Boise is on all sorts of lists for Best Place to Live, to retire, for millennials, etc. Forbes recently said that Boise is the fastest growing city in the US. Trip Advisor named 8th Street/ Downtown Boise one of the coolest, hippest neighborhoods. Boise and Nampa were named the #2 and #3 Best Run Cities in the US IN 2019. The accolades just keep piling up.
Boise has gotten tons and tons of national recognition, but is that enough to cause the seeming flood of people moving here eager to get the old state automobile plates off and the IDAHO plates on? Personally, I doubt it. People as a rule don’t make life changing decisions like moving away from familiar places, family members and good friends because a place was listed as a “cool place” to live. Both people and companies make such a move for a variety of reasons and sometimes it is to get away from a situation that they feel is undesirable.
Maybe a better way to look at Idaho and Boise’s growth is to look at what is going on in nearby areas. What factors and forces are coming to bear? The pandemic has caused people to flee the congested big cities where social distancing is nearly impossible and where the previously active dining and entertainment scene is no longer available.
The pandemic has been a perfect storm for some cities and states. Covid-19 has given people the option of working remotely (code word for working at your dining room table at home). Companies saw an opportunity to reduce their office obligations. And some employees no longer have a 1-2 hour commute each way to fight to get to the office. In the early days of the lock down many employers reported a spike in staff productivity. Now some think the spike could have been caused by the fear that they might be furloughed or laid off. Productivity has dropped off to previous levels or in some cases gone below as we realize we are herd animals and do better with other humans around us.

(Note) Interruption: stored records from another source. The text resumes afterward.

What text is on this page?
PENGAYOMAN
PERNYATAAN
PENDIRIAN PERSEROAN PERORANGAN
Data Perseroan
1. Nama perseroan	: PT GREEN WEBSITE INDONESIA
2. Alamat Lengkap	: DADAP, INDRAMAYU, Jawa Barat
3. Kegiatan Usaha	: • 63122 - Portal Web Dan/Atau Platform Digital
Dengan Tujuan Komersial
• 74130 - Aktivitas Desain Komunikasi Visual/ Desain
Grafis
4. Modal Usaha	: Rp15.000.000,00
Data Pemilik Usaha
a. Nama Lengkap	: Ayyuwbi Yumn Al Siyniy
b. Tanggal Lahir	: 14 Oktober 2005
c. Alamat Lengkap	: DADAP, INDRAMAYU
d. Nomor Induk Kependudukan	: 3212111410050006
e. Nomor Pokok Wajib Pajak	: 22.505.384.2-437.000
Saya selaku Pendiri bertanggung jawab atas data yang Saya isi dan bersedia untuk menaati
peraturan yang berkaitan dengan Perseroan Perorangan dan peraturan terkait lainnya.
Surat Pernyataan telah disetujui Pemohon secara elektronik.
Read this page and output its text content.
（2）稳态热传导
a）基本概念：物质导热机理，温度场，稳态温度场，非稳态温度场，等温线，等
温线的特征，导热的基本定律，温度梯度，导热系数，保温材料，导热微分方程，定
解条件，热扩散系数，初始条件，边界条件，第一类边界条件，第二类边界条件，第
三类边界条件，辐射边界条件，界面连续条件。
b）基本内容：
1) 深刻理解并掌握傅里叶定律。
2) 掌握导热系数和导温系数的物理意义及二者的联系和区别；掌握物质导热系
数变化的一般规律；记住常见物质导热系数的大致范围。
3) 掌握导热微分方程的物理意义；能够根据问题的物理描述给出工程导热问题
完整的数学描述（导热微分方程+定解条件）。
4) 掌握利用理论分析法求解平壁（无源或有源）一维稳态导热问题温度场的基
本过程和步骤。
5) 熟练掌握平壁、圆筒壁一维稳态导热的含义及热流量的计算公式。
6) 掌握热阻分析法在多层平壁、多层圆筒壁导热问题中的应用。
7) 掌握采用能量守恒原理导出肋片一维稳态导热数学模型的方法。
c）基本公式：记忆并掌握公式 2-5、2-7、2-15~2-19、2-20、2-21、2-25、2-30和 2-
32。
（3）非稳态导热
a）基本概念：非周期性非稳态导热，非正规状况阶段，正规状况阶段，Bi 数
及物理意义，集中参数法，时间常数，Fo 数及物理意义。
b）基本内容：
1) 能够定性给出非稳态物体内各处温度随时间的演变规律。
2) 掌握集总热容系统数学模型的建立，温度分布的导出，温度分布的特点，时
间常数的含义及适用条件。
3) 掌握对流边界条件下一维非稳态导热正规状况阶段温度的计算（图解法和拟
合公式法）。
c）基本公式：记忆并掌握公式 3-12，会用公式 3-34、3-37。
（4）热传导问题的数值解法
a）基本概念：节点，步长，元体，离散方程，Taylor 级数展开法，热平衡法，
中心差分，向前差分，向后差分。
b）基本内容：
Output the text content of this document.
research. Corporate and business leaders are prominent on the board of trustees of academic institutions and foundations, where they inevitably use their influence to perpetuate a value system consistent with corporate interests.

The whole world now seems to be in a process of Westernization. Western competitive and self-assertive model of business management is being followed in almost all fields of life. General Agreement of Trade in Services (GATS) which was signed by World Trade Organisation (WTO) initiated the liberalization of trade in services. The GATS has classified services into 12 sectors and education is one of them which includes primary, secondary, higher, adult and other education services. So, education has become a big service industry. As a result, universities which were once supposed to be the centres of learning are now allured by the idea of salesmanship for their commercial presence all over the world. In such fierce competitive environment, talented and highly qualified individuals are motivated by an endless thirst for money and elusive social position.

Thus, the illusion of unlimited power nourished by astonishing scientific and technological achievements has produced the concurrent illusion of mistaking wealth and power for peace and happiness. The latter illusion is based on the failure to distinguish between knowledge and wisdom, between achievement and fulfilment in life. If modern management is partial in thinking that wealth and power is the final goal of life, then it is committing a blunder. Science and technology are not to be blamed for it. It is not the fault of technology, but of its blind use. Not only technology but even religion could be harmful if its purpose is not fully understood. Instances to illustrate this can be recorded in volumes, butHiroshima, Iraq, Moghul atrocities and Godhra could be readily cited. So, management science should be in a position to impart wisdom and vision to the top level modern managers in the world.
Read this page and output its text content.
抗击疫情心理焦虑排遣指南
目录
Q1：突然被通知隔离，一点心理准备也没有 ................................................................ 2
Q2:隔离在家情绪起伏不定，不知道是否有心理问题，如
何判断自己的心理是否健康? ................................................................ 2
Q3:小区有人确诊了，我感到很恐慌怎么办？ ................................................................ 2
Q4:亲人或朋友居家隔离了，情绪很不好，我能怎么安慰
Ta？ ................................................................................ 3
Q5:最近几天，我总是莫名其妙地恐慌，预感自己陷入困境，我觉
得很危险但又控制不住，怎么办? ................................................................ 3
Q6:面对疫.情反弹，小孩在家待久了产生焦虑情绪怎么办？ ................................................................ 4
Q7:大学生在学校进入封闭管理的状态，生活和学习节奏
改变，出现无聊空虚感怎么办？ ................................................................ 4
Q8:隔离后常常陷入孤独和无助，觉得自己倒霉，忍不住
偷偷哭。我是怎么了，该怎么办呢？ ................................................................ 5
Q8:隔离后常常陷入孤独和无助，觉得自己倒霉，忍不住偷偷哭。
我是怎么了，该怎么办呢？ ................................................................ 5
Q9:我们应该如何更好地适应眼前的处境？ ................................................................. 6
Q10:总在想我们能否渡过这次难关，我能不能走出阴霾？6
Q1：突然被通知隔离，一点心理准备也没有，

So what may be largely driving our growth? Three words: “The Golden State.”
California is a $3 trillion economy and as of 2018 was the world’s fifth largest economy. The state is blessed with to-die-for weather, it has spectacular scenery and outdoor opportunities, and it is home to our country’s tech and entertainment industry. It’s an understatement to say it has a lot going for it.
But there is trouble brewing. California is facing a $45 billion budget deficit caused by the pandemic. San Francisco, which is heavily dependent on tourism and convention business to fill city coffers is facing a $2 billion short fall. The San Francisco Business Times has run several articles on the fiscal challenges in this state. According to my [very scientific] googling, in California the top one percent of income earners pay almost 50% of the taxes collected. California’s fiscal crisis appears to be brought on by four decades of what has now proved to be bad decisions and promises made by elected office holders (Source: op-ed SF Business Times Sept 18, 2020). To right their ship of state, their answer is to raise taxes. Here are a few new ideas and on the November state ballot.
AB1253: A surcharge of 1% on the first million of income going to 3% above $2 million and topping out at 3.5% for $5 million and above. It is hard to feel sorry for someone making several million per year.
Wealth tax: Proposes that the state income tax which is 13.3% (and the highest in America) raises to 16.8 %.
Measure I: (in San Francisco) would boost the real estate transfer tax to 5.5% of the value between $10 and $25 million dollars and to 6% above $25 million dollars. For a $20 million property that 5.5% equals $1.1 million dollars of new tax.
Measure L: (again in San Francisco) would create a tax for businesses where the CEO makes more than 100 times what the median income paid to its SF employees.
The 40 million California residents depend on that top 1% to pay nearly half of the tax money needed to run the state. In reality, can California afford to lose even a few thousand of its high earners? The SF Business Times has mentioned that high earners are considering up-rooting themselves.
The other big issue on the ballot is Prop 15 which would alter the 1978 Prop 13 to a split roll and separate commercial property from residential. Under this new law commercial property with a value of $3 million or more would be reassessed every three years. Currently such properties aren’t reassessed until they are sold to a new owner. The backers in the state voters guide (if I read it correctly) claim it will only affect a handful of large corporations and raise $8 to $11 billion. Sounds good – who cares about the “fat cats” anyway?
Trouble is that most retail and industrial leases provide for the tenants to pay the property taxes directly, not the property owners. And most or the majority of leases for office space have a provision that has the tenant paying the increases in property taxes. So those “large corporations” won’t be affected. It will be the California business owners who will cough up the $8 to $11 billion.
According to an op-ed in the SF Business Times, 70 cents of every dollar that California state government spends goes to ”public employees or a health care corporation.” The Golden State doesn’t appear to have much maneuver room, and the only option is to raise taxes more and more.
This all may be the cause of Idaho and Boise’s exploding growth, not that we are so cool (though I do think we’re pretty cool!).